Description
🐛 Bug
Downloading the pre-trained weights for following models, Alexnet, Resnet_152, Resnet -18, SqueezeNet, VGG11 and trying to load them on any gpu other than cuda:0, it throw error.
To Reproduce
wget https://download.pytorch.org/models/alexnet-owt-4df8aa71.pth
import torch
from torchvision.models.alexnet import AlexNet
class ImageClassifier(AlexNet):
def __init__(self):
super(ImageClassifier, self).__init__()
device1='cuda:0'
device2='cuda:2'
model = ImageClassifier()
state_dict = torch.load("alexnet-owt-4df8aa71.pth", map_location=device2)
model.load_state_dict(state_dict)
model = model.to(device2)
Error
File "test_device.py", line 16, in
state_dict = torch.load("alexnet-owt-4df8aa71.pth", map_location=device2)........

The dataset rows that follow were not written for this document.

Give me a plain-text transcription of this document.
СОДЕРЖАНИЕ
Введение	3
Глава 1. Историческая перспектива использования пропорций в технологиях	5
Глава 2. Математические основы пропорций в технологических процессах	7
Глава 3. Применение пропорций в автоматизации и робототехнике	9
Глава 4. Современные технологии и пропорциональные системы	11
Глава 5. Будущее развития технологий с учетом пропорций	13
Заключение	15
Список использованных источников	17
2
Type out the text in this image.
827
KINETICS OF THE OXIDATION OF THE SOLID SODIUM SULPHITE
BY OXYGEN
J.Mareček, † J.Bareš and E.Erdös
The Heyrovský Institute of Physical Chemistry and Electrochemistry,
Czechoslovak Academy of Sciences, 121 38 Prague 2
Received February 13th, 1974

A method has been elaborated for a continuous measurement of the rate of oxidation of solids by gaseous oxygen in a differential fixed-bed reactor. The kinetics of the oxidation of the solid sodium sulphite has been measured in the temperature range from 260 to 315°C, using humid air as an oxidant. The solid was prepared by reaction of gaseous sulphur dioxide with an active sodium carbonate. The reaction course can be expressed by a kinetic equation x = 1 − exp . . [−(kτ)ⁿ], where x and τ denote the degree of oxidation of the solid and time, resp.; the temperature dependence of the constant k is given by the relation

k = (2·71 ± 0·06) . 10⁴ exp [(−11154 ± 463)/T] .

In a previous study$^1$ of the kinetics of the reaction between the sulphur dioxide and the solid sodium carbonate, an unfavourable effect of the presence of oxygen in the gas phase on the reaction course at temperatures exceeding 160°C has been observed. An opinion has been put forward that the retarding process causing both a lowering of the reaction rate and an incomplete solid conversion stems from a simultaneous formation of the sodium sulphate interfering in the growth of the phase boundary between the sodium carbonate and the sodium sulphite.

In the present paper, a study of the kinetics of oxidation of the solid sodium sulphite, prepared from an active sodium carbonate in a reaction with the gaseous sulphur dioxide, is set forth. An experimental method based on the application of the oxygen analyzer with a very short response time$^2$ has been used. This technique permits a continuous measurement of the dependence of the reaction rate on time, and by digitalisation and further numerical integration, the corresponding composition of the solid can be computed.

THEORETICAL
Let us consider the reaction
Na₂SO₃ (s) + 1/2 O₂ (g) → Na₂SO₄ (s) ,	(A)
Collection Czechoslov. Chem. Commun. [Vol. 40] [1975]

RuntimeError: Attempted to set the storage of a tensor on device "cuda:0" to a storage on different device "cuda:2". This is no longer allowed; the devices must match
Expected behavior
Be able to load the state_dict on any cuda device using map_location.
Enviroment
- PyTorch / torchvision Version (e.g., 1.0 / 0.4.0):1.7.1, 1.8.0,1.8.1
- OS (e.g., Linux): ubuntu 18.04
- How you installed PyTorch / torchvision (
conda
,pip
, source): pip - Build command you used (if compiling from source):
- Python version: 3.7
- CUDA/cuDNN version:10.2
- GPU models and configuration: Nvidia Tesla k80
- Any other relevant information:
Additional context
These models are being used in Torchserve examples are failing in multi-gpu setting to be loaded on different cuda device. As a work around in Torchserve stated dicts are loaded first on cuda:0 then move the model to another device/ cuda+ids which creates this issue where it results in duplicated processes on two gpus and adding to the memory footprint.